Adam Back, a notable figure in the crypto world and CEO of Blockstream, engaged in a discussion with Charles Hoskinson about the SEC’s stance on Bitcoin. Back argued that Bitcoin’s unique characteristics set it apart from cryptocurrencies like Cardano and Ethereum. He highlighted Bitcoin’s lack of an Initial Coin Offering (ICO), its inception with zero value, decentralized nature, absence of a central figurehead or a significant reserve held by a foundation, and its non-corporate status. These aspects, Back suggested, place Bitcoin outside the scope of the Howey Test’s definition of a security, categorizing it more as a commodity.

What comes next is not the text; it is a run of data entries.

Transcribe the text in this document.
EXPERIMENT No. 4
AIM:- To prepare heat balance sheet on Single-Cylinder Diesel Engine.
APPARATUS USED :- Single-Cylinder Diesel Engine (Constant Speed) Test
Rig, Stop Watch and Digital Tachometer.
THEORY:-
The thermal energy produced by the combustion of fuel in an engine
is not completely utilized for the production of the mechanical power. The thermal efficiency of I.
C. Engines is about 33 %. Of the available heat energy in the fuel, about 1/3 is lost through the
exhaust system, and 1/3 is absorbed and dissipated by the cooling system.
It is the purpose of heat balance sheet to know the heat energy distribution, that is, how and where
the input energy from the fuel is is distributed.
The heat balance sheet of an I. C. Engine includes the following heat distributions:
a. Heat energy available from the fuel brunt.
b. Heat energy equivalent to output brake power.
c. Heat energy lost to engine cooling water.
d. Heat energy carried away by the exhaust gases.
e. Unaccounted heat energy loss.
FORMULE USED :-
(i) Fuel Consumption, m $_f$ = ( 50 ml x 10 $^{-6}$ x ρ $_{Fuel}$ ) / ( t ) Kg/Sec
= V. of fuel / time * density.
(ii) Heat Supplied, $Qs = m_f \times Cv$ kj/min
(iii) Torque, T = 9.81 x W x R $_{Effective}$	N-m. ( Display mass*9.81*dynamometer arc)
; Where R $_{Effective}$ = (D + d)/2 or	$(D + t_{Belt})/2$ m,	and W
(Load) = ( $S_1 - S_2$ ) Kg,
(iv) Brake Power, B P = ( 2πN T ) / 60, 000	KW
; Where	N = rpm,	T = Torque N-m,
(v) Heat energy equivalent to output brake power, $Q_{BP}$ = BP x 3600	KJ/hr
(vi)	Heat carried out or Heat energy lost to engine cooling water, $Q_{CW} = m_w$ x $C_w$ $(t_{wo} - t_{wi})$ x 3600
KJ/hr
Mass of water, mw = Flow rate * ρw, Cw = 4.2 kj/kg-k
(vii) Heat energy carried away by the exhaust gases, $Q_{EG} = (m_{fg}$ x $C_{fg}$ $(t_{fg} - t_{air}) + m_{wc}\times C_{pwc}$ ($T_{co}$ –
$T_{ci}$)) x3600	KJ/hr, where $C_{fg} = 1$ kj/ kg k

Hoskinson, in response, emphasized that Cardano did not launch through an ICO but rather through an airdrop, followed by independent trading of ADA on exchanges. He also referred to a separate asset sale conducted outside the U.S., priced in Yen, to distinguish Cardano’s launch from typical ICOs.
Back, however, maintained that certain elements in Cardano’s launch, such as the airdrop, premine, and market-making activities, could still be perceived as characteristics of an ICO. He also noted the reliance on a management team in Cardano’s case, which aligns with the Howey Test’s criteria for a security, based on the expectation of profits from managerial efforts.
Expanding the comparison, Back likened Bitcoin to natural commodities like gold and diamonds, which are not classified as securities despite being subject to market dynamics. In contrast, he viewed Ethereum, Cardano, and similar cryptocurrencies as securities, considering them unregistered and incapable of registration under current regulations.